The World Ends with You plays with this a bit by Joshua, and later Neku using a cell-phone camera to take photos of the past.
Fallout: New Vegas has a quest where you have to take pictures of landmarks to give to Michael Angelo, an agoraphobic neon sign designer in need of inspiration.
Several James Bond games have objectives that require you to take pictures of secret weapons, devices, and such.
In the first Baten Kaitos, this is the only way to make money beyond the rare gimick magnus that can be sold (and you want to keep most of them for them to finish changing to register them instead of sell). The ammount the photos sell for depends on a number of factors, but the most common are distance (proceeding with a melee attack to get close is often to your benefit), lighting (Light and dark attacks before the camera will make the photo brighter or darker, and getting the balance right is key), and if the enemy blocks the photo (less money resulting). Thankfully, 2-4 "decent" photos (less if you don't keep boss photos as a Bragging Rights Reward or get some perfect shots) is all it takes clear out every shop of their (limited but slowly respawning) inventory.
The Touhou games Shoot the Bullet and Double Spoiler, sort of. The games are shmups, photography is your only option, and it acts like a Smart Bomb, clearing all the bullets that you photograph. Taking photos of bosses earns you points based on several factors, most importantly how many bullets are in the picture.
The Metal Gear Solid series. Taking pictures is required at least once in the series, and numerous Easter Eggs are available by snapping up photos of random innocuous things. Depending on what you snap you can find ghosts, have your CO call you a pervert, and confirm your best friend's doubts about your sexuality.

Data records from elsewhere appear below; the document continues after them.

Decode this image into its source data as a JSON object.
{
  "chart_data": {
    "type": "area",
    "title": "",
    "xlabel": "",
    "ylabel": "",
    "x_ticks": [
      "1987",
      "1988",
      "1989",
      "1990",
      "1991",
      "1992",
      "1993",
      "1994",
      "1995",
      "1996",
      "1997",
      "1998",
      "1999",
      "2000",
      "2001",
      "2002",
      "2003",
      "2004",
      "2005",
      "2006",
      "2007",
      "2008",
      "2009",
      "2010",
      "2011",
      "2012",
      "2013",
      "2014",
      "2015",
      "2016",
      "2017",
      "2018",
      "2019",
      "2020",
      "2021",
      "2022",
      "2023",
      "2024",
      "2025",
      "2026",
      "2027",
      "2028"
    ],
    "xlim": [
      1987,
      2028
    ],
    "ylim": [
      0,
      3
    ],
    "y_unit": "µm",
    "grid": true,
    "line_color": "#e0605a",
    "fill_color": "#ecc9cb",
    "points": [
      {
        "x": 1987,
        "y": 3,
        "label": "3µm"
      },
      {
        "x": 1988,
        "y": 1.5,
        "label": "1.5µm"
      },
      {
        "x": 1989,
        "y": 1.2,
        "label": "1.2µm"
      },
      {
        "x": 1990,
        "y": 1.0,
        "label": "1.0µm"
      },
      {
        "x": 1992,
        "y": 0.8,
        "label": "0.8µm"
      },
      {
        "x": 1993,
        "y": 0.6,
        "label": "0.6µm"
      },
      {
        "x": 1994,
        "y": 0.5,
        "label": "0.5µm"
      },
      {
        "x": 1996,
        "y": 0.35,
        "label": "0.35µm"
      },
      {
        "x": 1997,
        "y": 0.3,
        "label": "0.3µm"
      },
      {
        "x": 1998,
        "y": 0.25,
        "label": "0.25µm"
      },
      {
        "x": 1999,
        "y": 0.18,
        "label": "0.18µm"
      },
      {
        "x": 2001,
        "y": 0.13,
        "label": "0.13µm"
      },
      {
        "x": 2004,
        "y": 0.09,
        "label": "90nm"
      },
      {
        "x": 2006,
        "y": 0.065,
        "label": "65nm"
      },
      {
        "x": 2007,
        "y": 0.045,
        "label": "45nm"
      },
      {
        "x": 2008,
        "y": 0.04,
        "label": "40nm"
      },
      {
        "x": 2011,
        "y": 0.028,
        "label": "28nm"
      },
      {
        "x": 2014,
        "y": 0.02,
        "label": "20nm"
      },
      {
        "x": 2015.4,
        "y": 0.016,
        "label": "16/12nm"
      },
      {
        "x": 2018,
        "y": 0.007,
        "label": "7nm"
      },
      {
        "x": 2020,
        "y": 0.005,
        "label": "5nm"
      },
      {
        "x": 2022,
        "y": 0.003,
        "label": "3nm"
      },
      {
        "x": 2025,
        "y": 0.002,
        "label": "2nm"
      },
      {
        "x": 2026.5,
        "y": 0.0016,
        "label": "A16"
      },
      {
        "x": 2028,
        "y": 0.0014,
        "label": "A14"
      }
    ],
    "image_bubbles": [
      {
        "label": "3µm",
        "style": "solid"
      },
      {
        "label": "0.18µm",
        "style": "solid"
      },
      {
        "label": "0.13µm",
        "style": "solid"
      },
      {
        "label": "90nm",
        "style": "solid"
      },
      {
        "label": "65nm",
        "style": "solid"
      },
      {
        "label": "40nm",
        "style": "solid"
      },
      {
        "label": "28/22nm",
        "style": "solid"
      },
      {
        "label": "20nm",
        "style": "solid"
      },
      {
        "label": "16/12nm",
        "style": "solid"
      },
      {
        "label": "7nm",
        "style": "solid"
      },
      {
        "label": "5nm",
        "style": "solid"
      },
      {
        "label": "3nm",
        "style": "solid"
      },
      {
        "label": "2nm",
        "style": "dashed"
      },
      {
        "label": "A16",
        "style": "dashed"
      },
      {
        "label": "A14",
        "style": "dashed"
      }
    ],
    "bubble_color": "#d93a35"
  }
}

If you wait until the fourth Act to obtain the Camera in Metal Gear Solid 4, you'll find Otacon used it to take some photographs of Naomi.
In Spy Fiction you can disguise yourself as anyone you can photograph - either their outfit alone or their face depending on whether you can photograph them from the front or not. It makes the stealth sections remarkably easy.
Syphon Filter: The Omega Strain's third bonus mission has Mujari photographing evidence in a bombed-out Chechen village.
The whole premise of Fatal Frame (Project Zero in Japan) and its sequels is to take photographs of ghosts in order to seal them in your special camera. However, you also get bonuses for non-dangerous incidental ghosts.
Ghostbusters: The Video Game (2009) has the PKE Scanner, which you use to "scan" ghosts to get information on their fictional back stories, combat techniques, and which Proton Pack mode is best suited to breaking them down.
Warframe Update 11 added a "Codex Scanner" that can be used on enemies for xp as well as information on their health, weaknesses, strengths and items dropped.
Bully had quite a few missions and sidequests that involved taking pictures, which you could save if you wanted. The NPCs make direct mention of Jimmy having a camera.
The Endless Ocean games cast the main character as, among other things, a freelance photographer for diving magazines. Taking and selling pictures of various aquatic wildlife is an easy way to make money in the game. The second game tells you what (in theory) makes for a good picture by the game's standards
Frontier: Elite II has a class of military missions that involve taking pictures of an enemy installation on some uninhabited planet several light-years away.